Edi began his diplomatic career in 1986. He has completed all levels of diplomatic courses and specialized training both in Indonesia and abroad. His first posting was to the embassy in Seoul from 1992 to 1996. This was followed by an assignment at the Indonesia consulate general in Ho Chi Minh City from 1998 to 2002. He was then posted to the permanent mission of the Republic of Indonesia in Geneva between 2004 and 2007, where he served as the Indonesian negotiator to the WTO meetings. Following this, he was appointed director for ASEAN economic cooperation in 2007, a role where he was involved in negotiation meetings on WTO issues, G-20, G-33, South Center, Cairns Group, Asia-African Regional Organization Conference, ASEAN Economic Ministers Meeting, and the Organization of Islamic Conference.

After serving as director for ASEAN economic cooperation, on 30 July 2010 Edi became consul general to Guangzhou. He then served as deputy permanent representative to the United Nations and other international organizations in Geneva, during which he served as the permanent mission's chargé d'affaires ad interim in 2012. In 2013, Edi was elected to lead a meeting of experts on the development of public-private partnership for developing nations at the UN Trade and Development forum. Edi was recalled to Jakarta afterwards, and became the director for East Asia and Pacific sometime in 2015.
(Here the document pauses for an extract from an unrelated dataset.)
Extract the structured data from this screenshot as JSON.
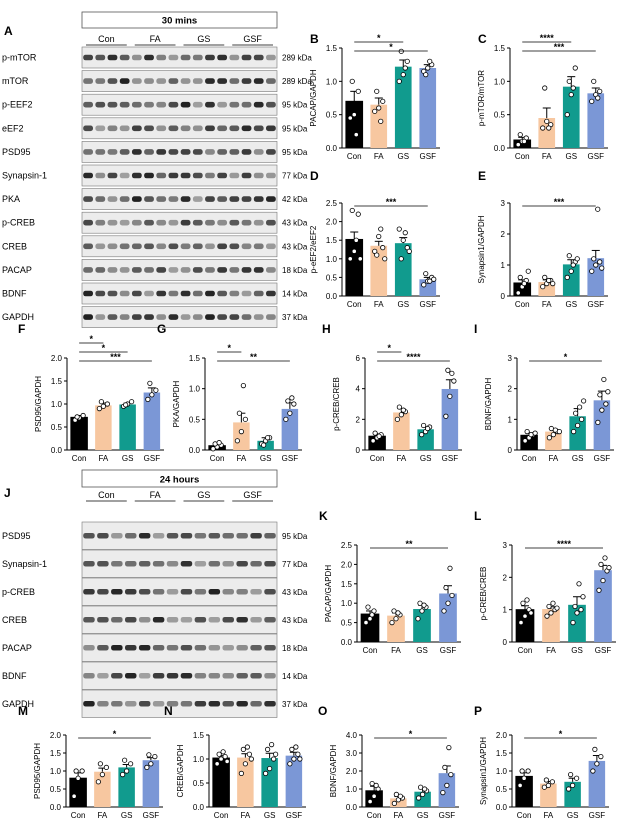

In September 2018, President Joko Widodo named Edi as a nominee for ambassador to Brazil . After passing an assessment held by the House of Representative's first commission in October, on 7 January 2019 he was installed as ambassador. He presented his credentials to the President of Brazil Jair Bolsonaro on 4 June 2019. He was tasked by the government to market Indonesia abroad and increase economic cooperation between Indonesia and Brazil, especially through business-to-business contacts in forums. As ambassador, he overseen the launch of negotiations for the Indonesia-Mercosur CEPA in December 2021 and has worked to promote Indonesian export commodities like palm oil, textiles, and herbal supplements to address a trade deficit. Edi received the Order of the Southern Cross from Secretary of Asia and the Pacific Susan Kleebank on 28 November 2025. He handed over his duties to charge d'affaires ad interim Gopokson T. Situmorang shortly after.

== Personal life ==
Edi is married and has two children.